Das Afghanistannarrativ, das sich in zwanzig Jahren NATO-Präsenz bildete, ist durch die Bilder aus Kabul paralysiert. Ich meine nicht nur die Bilder der panisch flüchtenden Menschen am Flughafen. Ich sehe auch die Bilder der Taliban, die ihre Existenz vor allem durch das Sturmgewehr begründen. Das Sturmgewehr jedes einzelnen Taliban stellt die Lücken der politischen Erzählungen des sog. Westens über Afghanistan überdeutlich aus. Jetzt blicken wir vor allem auf die Flüchtenden; das ist die ethische Aufgabe der Stunde. Ein zweiter Blick sollte dem gehören, wovor sie fliehen, der Omnipräsenz der Männer mit den Sturmgewehren.
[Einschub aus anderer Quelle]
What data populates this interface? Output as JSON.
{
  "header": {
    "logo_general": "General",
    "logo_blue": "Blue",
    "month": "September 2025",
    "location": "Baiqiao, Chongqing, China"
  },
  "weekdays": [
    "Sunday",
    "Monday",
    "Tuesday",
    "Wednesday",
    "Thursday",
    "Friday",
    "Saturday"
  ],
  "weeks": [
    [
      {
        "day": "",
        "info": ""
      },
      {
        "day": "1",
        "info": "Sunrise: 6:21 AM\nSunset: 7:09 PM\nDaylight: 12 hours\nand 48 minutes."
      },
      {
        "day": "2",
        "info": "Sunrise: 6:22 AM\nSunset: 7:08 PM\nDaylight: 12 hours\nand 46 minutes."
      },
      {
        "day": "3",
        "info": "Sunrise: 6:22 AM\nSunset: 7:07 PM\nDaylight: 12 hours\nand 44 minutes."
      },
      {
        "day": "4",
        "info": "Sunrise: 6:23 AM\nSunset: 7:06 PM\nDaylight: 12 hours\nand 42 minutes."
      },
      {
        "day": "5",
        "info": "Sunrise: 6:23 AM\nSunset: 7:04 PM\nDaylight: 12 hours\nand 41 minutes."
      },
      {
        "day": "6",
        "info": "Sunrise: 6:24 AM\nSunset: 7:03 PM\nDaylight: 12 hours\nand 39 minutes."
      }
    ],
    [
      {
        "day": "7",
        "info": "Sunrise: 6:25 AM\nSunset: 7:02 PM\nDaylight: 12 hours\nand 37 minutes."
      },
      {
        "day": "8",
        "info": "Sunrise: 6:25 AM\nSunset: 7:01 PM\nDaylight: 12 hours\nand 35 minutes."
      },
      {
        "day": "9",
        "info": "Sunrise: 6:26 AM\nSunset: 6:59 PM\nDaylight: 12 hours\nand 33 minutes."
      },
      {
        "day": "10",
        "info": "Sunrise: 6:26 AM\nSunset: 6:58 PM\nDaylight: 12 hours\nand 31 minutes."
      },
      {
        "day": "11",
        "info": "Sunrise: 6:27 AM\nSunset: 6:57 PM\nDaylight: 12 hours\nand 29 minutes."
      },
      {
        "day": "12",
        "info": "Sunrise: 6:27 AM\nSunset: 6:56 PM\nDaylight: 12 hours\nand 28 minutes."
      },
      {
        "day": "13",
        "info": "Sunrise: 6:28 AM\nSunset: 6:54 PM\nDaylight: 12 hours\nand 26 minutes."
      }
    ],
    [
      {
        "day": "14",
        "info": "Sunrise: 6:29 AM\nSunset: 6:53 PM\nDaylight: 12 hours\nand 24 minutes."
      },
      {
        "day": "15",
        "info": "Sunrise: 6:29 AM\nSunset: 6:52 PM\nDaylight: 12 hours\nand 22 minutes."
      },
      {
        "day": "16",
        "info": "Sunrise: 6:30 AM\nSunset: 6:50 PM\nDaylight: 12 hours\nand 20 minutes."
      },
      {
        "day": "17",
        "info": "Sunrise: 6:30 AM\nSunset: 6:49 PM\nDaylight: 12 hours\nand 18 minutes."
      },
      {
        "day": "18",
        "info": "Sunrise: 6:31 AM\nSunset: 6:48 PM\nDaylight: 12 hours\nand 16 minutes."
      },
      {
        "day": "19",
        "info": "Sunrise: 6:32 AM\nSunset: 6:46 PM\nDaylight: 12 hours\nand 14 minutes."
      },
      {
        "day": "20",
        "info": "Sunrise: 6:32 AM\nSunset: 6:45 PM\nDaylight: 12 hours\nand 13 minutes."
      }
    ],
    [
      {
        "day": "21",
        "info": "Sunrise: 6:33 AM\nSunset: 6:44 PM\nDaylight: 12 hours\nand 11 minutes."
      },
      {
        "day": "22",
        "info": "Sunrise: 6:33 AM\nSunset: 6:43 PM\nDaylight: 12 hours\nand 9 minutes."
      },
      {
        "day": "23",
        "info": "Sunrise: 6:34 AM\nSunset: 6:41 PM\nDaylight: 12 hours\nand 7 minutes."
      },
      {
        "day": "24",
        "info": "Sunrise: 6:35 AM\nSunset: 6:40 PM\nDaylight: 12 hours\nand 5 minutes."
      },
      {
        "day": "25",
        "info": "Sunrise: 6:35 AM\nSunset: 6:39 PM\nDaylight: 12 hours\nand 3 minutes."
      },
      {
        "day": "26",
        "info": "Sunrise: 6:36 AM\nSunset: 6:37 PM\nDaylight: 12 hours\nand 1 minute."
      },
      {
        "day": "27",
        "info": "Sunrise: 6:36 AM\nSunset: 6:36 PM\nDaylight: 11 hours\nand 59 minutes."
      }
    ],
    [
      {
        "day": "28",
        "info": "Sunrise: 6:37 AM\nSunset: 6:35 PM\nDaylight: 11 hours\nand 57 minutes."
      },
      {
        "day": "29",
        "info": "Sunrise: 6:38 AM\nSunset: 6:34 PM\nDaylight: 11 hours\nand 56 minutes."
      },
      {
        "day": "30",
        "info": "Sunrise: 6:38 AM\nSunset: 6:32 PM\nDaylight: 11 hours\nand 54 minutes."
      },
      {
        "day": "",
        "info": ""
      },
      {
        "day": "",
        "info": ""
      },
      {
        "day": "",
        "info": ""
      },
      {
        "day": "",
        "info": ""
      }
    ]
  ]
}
Dass sie innerhalb eines Monates DAS Bild Afghanistans geworden sind, lässt sich im Grunde nur dadurch erklären, dass sie in der politischen Erzählung der vergangenen zwanzig Jahren, die sich die Politik zu Afghanistan zurecht fabulierte, keinen semantischen Platzhalter mehr hatten.
Jetzt ist das Sturmgewehr als Exekutionsinstrument der Sharia zurückgekehrt. Wenn der in Koran, der Sunna, dem rationalisierbaren Verfahren des Analogieschlusses verankerte Rechtsprozess der Sharia (Ilmihal, 1998, S. 39) für die Durchsetzung das Sturmgewehr braucht, dann haben die Taliban den Islam samt der Sharia aufgehoben. Das Bild vom Mann mit Sturmgewehr überholt jedes noch so vernünftig scheinende Wort. Ja, das Sturmgewehr als nonverbales Sprachzeichen, entwertet das gesprochene Wort. Das Sturmgewehr spricht für die faktische Gewalt, die sich jederzeit gegen das Leben richten kann, gegen das der anderen wie gegen das eigene. Es ersetzt das Wort des Koran durch die bedrohende, mechanische Gewalt der Waffe. Das Sturmgewehr der Taliban hebt das sorgende, dem Menschen nachgehende und ihm Grenzen setzende Wort des Koran auf. Es bedroht die islamische Theologie des „ungeschaffenen Wortes Gottes“ (Cook, 2002, S. 139), das bei aller Verletzlichkeit sicher nicht das Sturmgewehr zu seinem Schutz intendiert.
Auf welcher juridischen und ethischen Grundlage lässt sich mit Politikvertretern sprechen, deren systemerhaltender Faktor die Angst, deren Symbol das allgegenwärtige Sturmgewehr ist? Das ist die Frage, die das politische Kalkül Europas und Amerikas begleiten muss. Ethisch begleiten muss.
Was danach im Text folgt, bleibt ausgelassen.